MSCI plays an important role in the global financial system as an index provider
Its stock appears to be cheap.
In 1884, Charles Dow established the Dow Jones Transportation Average, the first stock market index in history. There were only 11 companies in total. Although Dow was unaware of it at the time, he had laid the foundation for the international investment market.
Indexes now rule the investment world, thanks to the efforts of Dow and other index pioneers who sought to make the chaotic movements of Wall Street and the City of London understandable to the general public. Tens of trillions of dollars are benchmarked to important indexes, and investment managers worldwide release their quarterly results and assess their own performance in relation to these crucial financial metrics.
The firms that compute and manage the most significant indexes have consequently taken on the role of gatekeepers for the international financial markets.
One of the three major index providers is MSCI.
MSCI, FTSE Russell, and SandP Dow Jones are the three primary index providers. Each index has unique advantages and disadvantages, and some are more well-known in important markets than others. For instance, the majority of investors in the UK are aware of the FTSE 100, which is owned and managed by FTSE Russell, which is in turn owned by LSEG, the company that owns the London Stock Exchange. The S&P 500 and Dow Jones Industrial Average are the two primary US market indexes that are managed by S&P Dow Jones. The global stock benchmarks are managed by MSCI.
Fund managers receive benchmarking data from these companies. When Vanguard or BlackRock (iShares) introduce a fund, they enter into a licensing contract with the index provider. The index provider then provides up-to-date information on index changes and keeps track of every dollar that enters that fund to determine the "licensing fee" they are due. Although the fund managers could handle this themselves, a third party eliminates any conflicts of interest and enables investors to evaluate the performance of various fund providers.
The MSCI World index, which encompasses the 23 largest and most significant developed equity markets worldwide, is the company's flagship offering (NYSE: MSCI). Approximately 85% of the global equity market capitalization is made up of the 1,320 constituents. Because of the index's size and scope, the company is now among the world's most significant index providers, if not the most significant. The most recent results from MSCI show that the total assets benchmarked to its equity indexes were approximately £18.3 trillion. Of that, £6 trillion is allocated to actively managed strategies, and £12 trillion is allocated to indexed (passive) products. Additionally, it mentioned a record £2 trillion in ETFs that are connected to their indexes.
Because of the scope of the company's influence, gaining its approval can make or break businesses and nations. At the end of January, MSCI issued a warning that declining liquidity might result in Indonesia being kicked out of its top developing-markets index, which caused shares on the Jakarta Composite index to plummet 8% in a single day.
MSCI generates profits.
There are four primary business segments for MSCI. Its flagship division is its index business. ETFs and open-ended unit trusts are two examples of products that generate revenue through asset-based fees and recurring subscriptions. Additionally, it has an analytics company that offers tools for risk and portfolio management. There is some overlap between the index division and the sustainability division since the latter can assist managers in benchmarking against environmental indexes. The sustainability division offers data and ratings to assist investors in addressing new environmental and social risks. Last but not least is the company's private asset division, which gives managers of real estate and private equity performance information.

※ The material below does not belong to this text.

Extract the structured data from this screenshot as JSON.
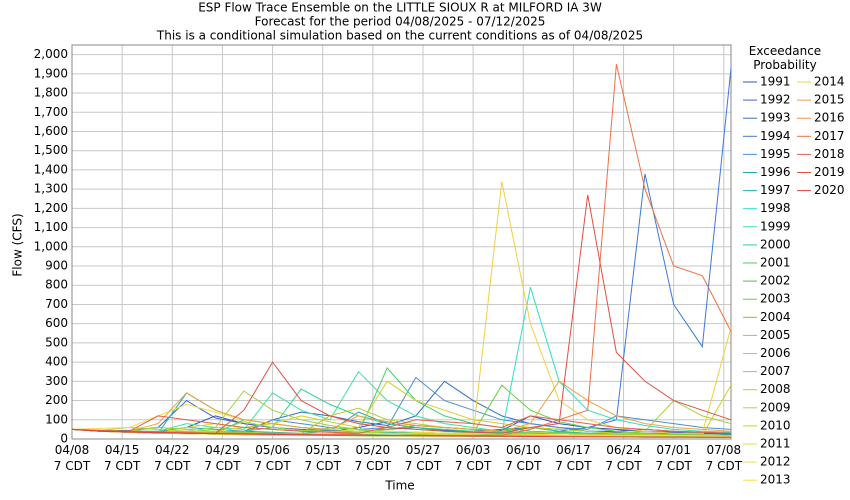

Subscriptions, either fixed-fee or asset-based, account for almost all of the company's revenue. Asset managers must essentially pay these subscriptions in order to continue having access to MSCI's data and using its indexes as benchmarks. This business model is ideal in many ways. There are three main players in the industry, revenue is consistent, and there are nearly no marginal costs associated with building and maintaining indexes.
The subscription run-rate for MSCI's index business increased by 9.4% in the fourth quarter of 2025, while the custom index division saw a 16 percent year-over-year increase in subscriptions. The growing demand for global passive trackers and the ongoing expansion of private markets, according to UBS analysts, could push the overall growth rate back to double digits in 2026. In the fourth quarter, revenue from private markets increased 7% year over year, while asset-based fees, which are primarily associated with ETFs, increased 21%.
In addition to cutting expenses, management is using AI to expedite procedures and take advantage of economies of scale. According to UBS's calculations, the company's EBITDA margin will increase by 170 basis points to 62.5% in fiscal 2026 and by an additional 60 basis points to 63.2% in the following year. Because the company is a data company with significant economies of scale, high customer switching costs, and long-term contracts, these high margins are indicative of that. In fact, the group and BlackRock extended their collaboration until 2035 last year.
In fiscal 2026, UBS anticipates net income of £1.05 billion, up from £1.03 billion in 2025. With continued growth, the global asset-management market may reach £2.04 billion by 2030. MSCI's shares are currently trading at just 26 times projected 2027 earnings, down from their five-year average of 40 times, despite this growth. Additionally, in comparison to the larger S&P 500, it is trading one standard deviation below its long-term valuation. Given the company's worldwide dominance, that seems inexpensive.